Bats need to eat a lot to power long flights. One species, the Japanese pipistrelle bat, eats enough insects in a single night to increase its weight by 20 percent. So when they go out hunting, they need to eat as much as they possibly can. A new study in the journal PNAS shows how they can be so efficient: They plan ahead. Echolocating bats take into account where their next prey is before they even capture their current target, the study finds.
A group of Japanese researchers surveyed almost 800 bat-on-insect attacks over the course of six days, reconstructing the direction in which the bats emitted sonar beams from a microphone system. They then analyzed 70 of those attacks located along 35 flight paths to see how bats coordinated back-to-back attacks. The researchers also used mathematical modeling to determine which flight paths made it most likely for a bat to catch its prey, finding that a bat flying a route that took into account both the position of its first prey target and its second was more likely to catch them both.

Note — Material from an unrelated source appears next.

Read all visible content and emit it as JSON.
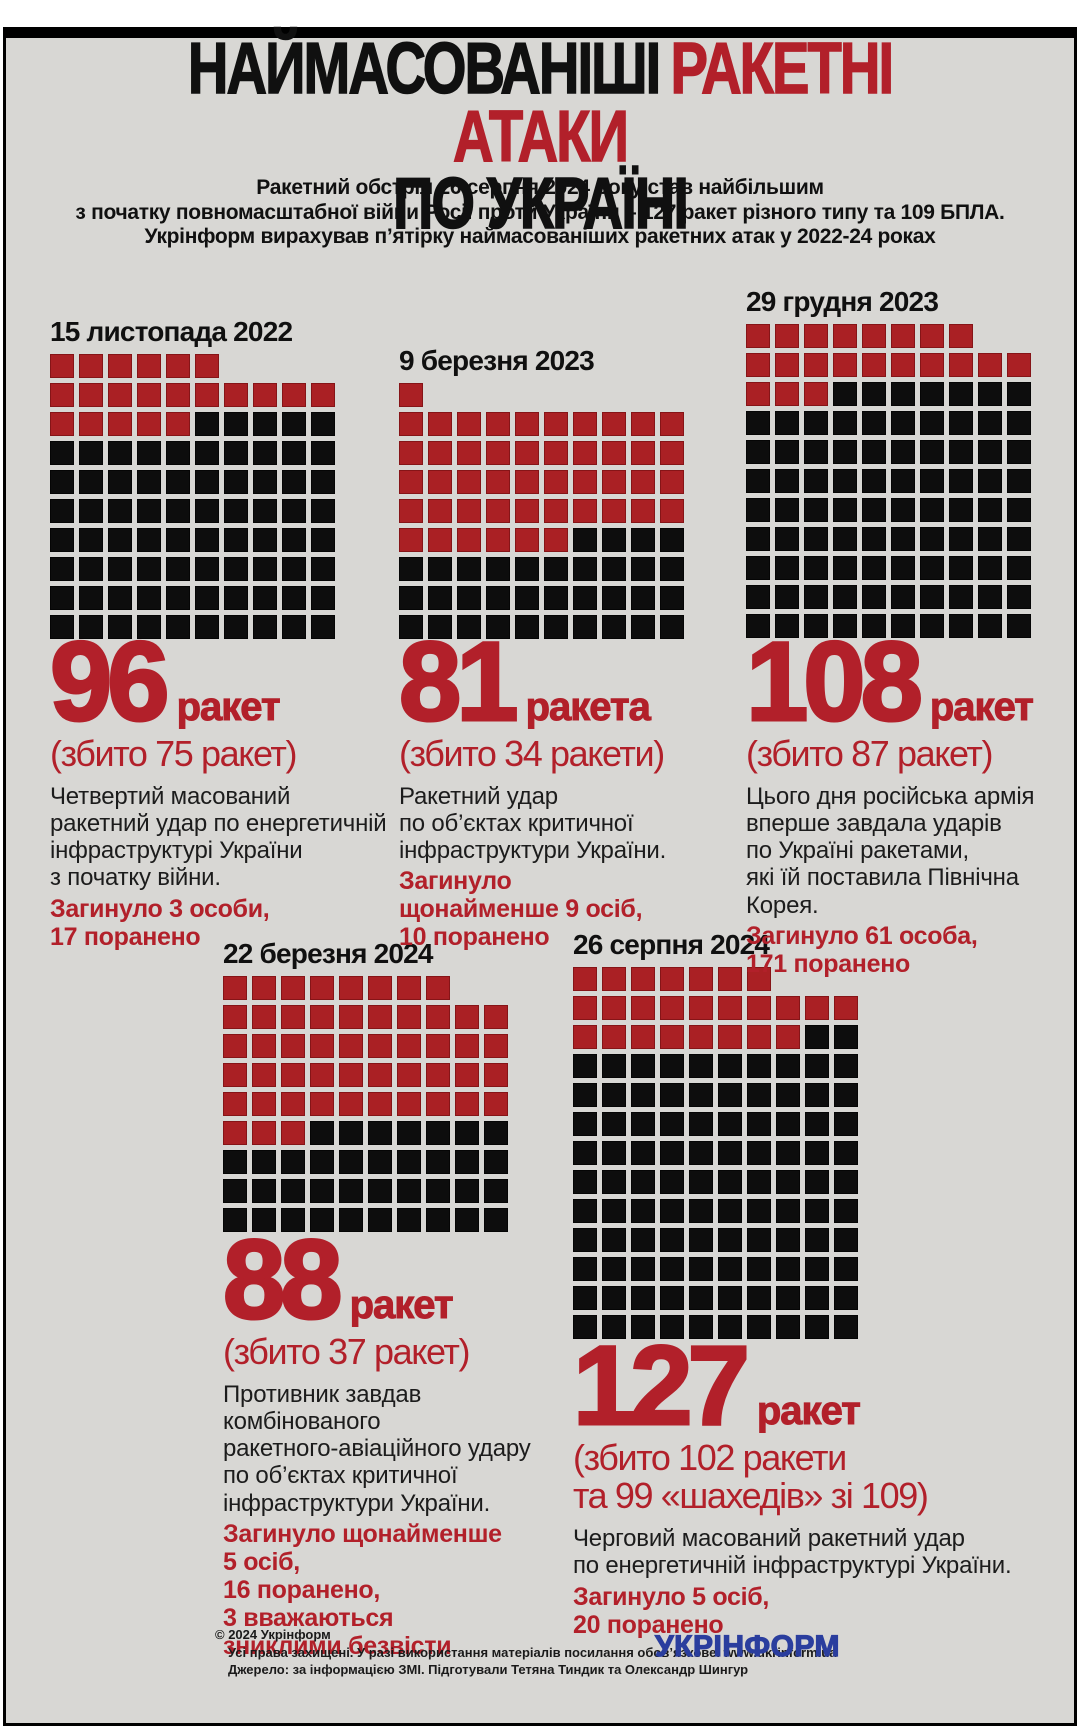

Modeling how a bat’s flight path might change to make it more efficient to capture both Prey 1 and Prey2 (bottom right). Image Credit: Fujioka, PNAS (2015)
The bats began figuring out how to get to their next meal before they even reached the first one, the study found. “When the bats consecutively captured two prey items within short time intervals, sonar attention directed not only toward the immediate prey but also to the next prey before capturing the immediate one,” the researchers write. As they approached their first prey, they were already directing sonar pulses toward their second target to minimize the amount of time spent between the two targets. In fact, “bats might select their flight paths to keep both prey items within their sonar beam,” they suggest.